Wednesday, April 16, 2014

Running Heartbreak Hill

I’m staying in Boston this week, about a half mile from the Boston marathon course. I took a run today in the famous Newton hills, ending at the top of Heartbreak Hill. It was raining heavily, and this matched my somber mood as I recalled that today is the one-year anniversary of the marathon bombings. Running along the course on this day solidified my passion for my goal of qualifying for the Boston marathon.

I recalled my 2008 Boston marathon race during that section of the course. This was during miles 16-21, and I was suffering. I really did everything wrong in this race. I was running this race for charity, and I had the brilliant dream of using this opportunity to get my own Boston qualifying time, at Boston. I should have realized at the start line that this goal was not in the realm of realistic given my training season. Despite making an airtight plan for training, life showed me that I can’t always hold to these plans. First, I went out too hard on icy roads early in training and suffered a foot injury, the only significant injury of my running career. Then, my mother became ill. While she was hospitalized for cancer treatment, she had a stroke. I spent a good deal of time in their city during this time supporting the family. So, I went into the marathon with less-than-optimal training. 

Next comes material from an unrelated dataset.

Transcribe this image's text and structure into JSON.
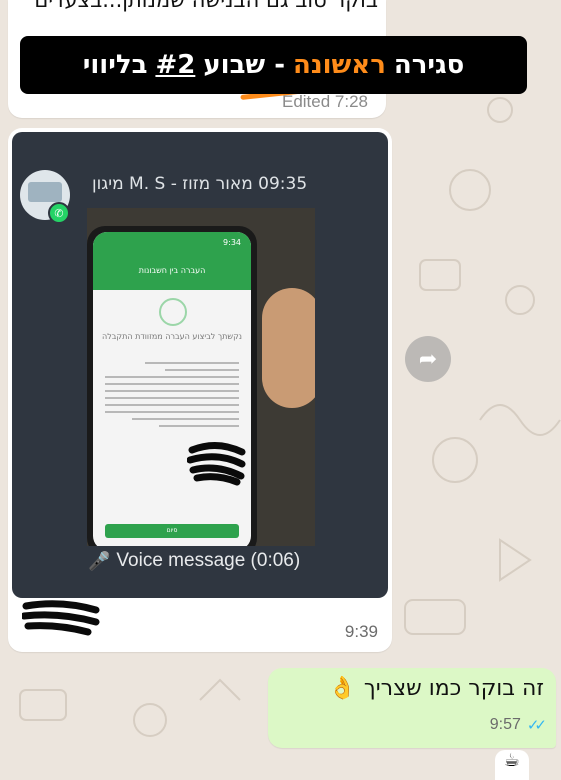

My bigger problems came closer to race day when I refused to scale my goals according to reality. My goal was sub-3:40:59 or else. As I retrieved my race packet during the Expo, I started freaking out about whether my shoes were too worn, and bought another pair. Of course, only newbies wear a brand-new pair of shoes on marathon day, but I convinced myself that if I wore the shoes around the house the day before I would be fine. I also accepted some “herbal anti-inflammatory” samples that I took before the start of the race. Bigger mistake. The first rule of marathoning is “nothing new on race day”, and I had broken it not once with new shoes, but twice with these random pills.

My third race-day problem was in my head. My first 3-4 miles went fine, but then I stopped making my “ideal” 8-minute-mile splits around mile 5, and I started losing my confidence. I started feeling every uncomfortable feeling in my brand-new shoes, and started wondering whether I should stop to adjust my socks. I started feeling uncomfortable rumblings in my belly, and worried about what they might mean. My heart started beating harder with the stress of the possibility of not making the goal that I just HAD to make. Our feelings determine our reality, and as I felt worse about my performance, I actually felt worse in real life. 

And that’s when those “herbal anti-inflammatories” kicked in, making me incredibly nauseated. I lost my lunch (and the rest of my confidence) at miles 13 and 15, and hit these hills in Newton feeling defeated. I left an incoherent voicemail for my boyfriend (now husband) who was going to meet me at the finish line, telling him that even though I thought I’d be there by now, that things were not going according to plan.



It’s funny to look back now, and see how I’ve changed as a runner and a person. These hills used to seem onerous, but are now no big deal now that I live in San Francisco and run on steep mountain trails. I’ve also matured mentally. In fact, my last two PRs have come from races where I have no specific plan except for having the best possible time. As I construct my plan, I see how important it is to keep my self-talk fun and positive. The current trick is this: how do I have all of the planning and dreaming that went into this 2008 race with the zen acceptance that has lead to my recent PRs? How do I hold onto a dream, but not so tightly it suffocates?